By Jason PowellEditor of ProWrestling.net (@prowrestlingnet)
The Two Man Power Ride of the Wrestling Podcast with Bob Cook
Host: JP John Pos
Interview available at Tmptow.podomatic.com
On Dusty Rhodes and Terry Funk: The day Dusty died, we were having this fan party in Tampa, and Dusty had to be there. I got a message from a friend. All it said was ‘Dusty died’. I was the one who picked up Terry at the airport, because Joe Malenko knows I love Terry Funk, so he says, ‘Do you want to pick up Terry Funk?’ I said, yes, of course I’ll take Terry Funk. So we had to hang out with them all day. But the whole point of this story is that we were driving Terry back to the airport, and he’s sitting in the front seat of the car and he’s talking to Dory (Funk), and they’re both like, ‘I can’t believe it. what happened to Dusty.’ “I loved old Virgil.” We are all in tears because they are both really down and mostly in tears because it was a sad day. One of those days. It was great, but then at the same time… Because Dusty was always so good to me. He gave me four chances in WCW.”

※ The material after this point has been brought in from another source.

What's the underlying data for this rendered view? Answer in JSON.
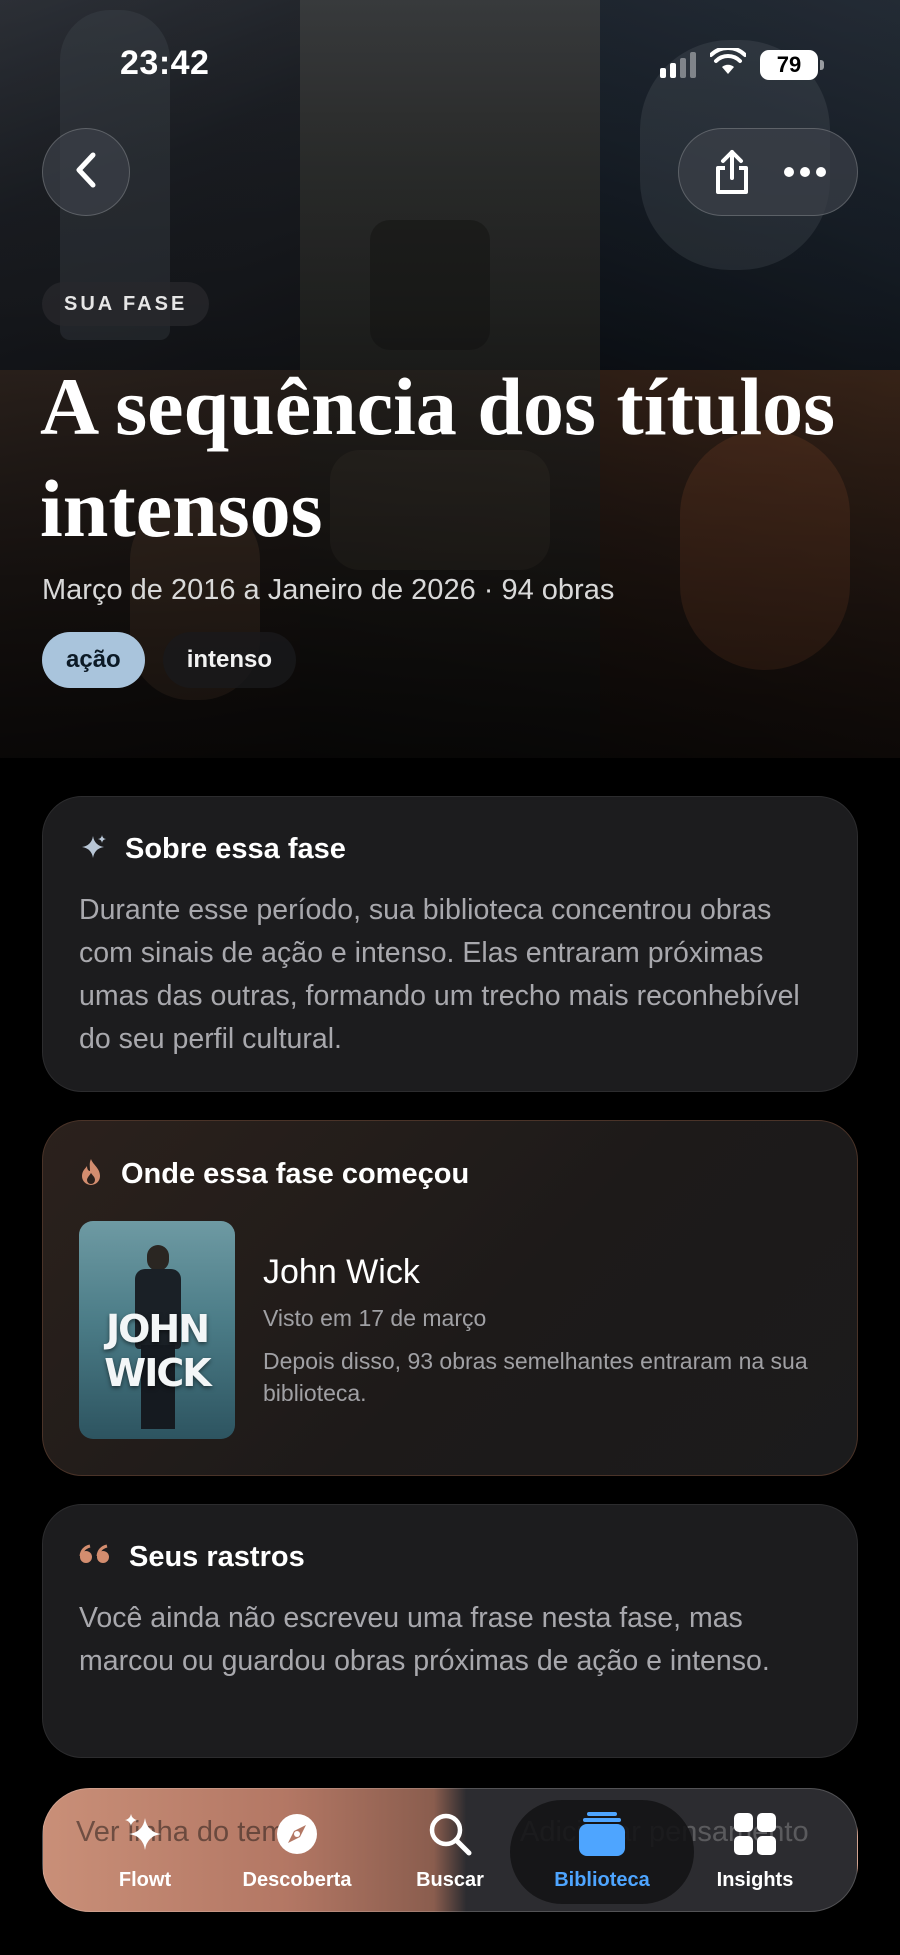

Throwing a good punch: “I learned by training and watching other guys that I thought did it well, like Dick Murdoch, Terry Funk, Ric Flair, Jerry Lawler, who I think has the greatest punch of all time. And I worked Lawler, and his punch is light as a feather. But it looks amazing because most guys only hit in one direction. Like Randy Savage had a great punch, but he only hit in one direction, like in the forehead. He also had a good shot. But Lawler could punch roundhouses, uppercuts, straight to the face, straight to the jaw. Punches assembled, and each of them looks great. They can go back and watch his matches with Terry Funk, or Nick Bockwinkel, guys who just know how to do that. It also involves selling, something else that is somewhat foreign in wrestling today. A punch is no different than anything else. You go practice a moon attack ten hours a day on a mat or pad, eventually you land it perfectly. Same thing with a punch. But it’s not important anymore, which makes no sense to me. But a lot of things don’t make sense to me nowadays. It is an art. And the art is to make it seem true without being true. Look tough without being stiff. This is art. Any idiot can hit someone really hard and say, “Hey look! It seemed real, “because it was.”
Working for WCW: “Dusty was going to hook me up with Tom Prichard one time. This is before he teamed up with Jimmy Del Ray as the Heavenly Bodies. He called me in the corridor at Center Stage. He said, ‘Hey, Bobby, how would you like to make more money for that portfolio and come to work full time?’ And I was like, ‘Oh, sure. I love him.’ “Because while I’m thinking of joining you with Tom Prichard, I want you to get a little fit first.” ‘Okay, I will.’ And then later that night, I’m at the bar drinking with everyone, and the next day I’m sleeping all day, and the next day I’m doing the same thing. So it never happened. And then get this. I was originally supposed to be Tex Slazenger. I knew it at the time, after the fact. I had hurt my knee and they never told me I was going to be Tex, but I hurt my knee and Jody Hamilton was going to bring me in. I was standing by the curtain and Barry Windham is standing there and we’re watching Dennis and Mark or Tex [Slazenger] and Shanghai, if you prefer. They are in a match. And Barry goes, ‘It had to be you.’ And I’m like, what? And he says, ‘you should have been Tex last year,’ because it was Dusty and Barry who came up with the idea to begin with. And I was like, oh, shit, I didn’t know. And he said, ‘yeah, then you hurt your knee, you know the job.’ And this is the way it happens. They don’t wait for you.”
Other topics include getting into the business, CWF, NWA, JCP, WCW, Eric Bischoff, WWF, Vince McMahon, Ric Flair, Ricky Steamboat, Sting, Lex Luger, and more.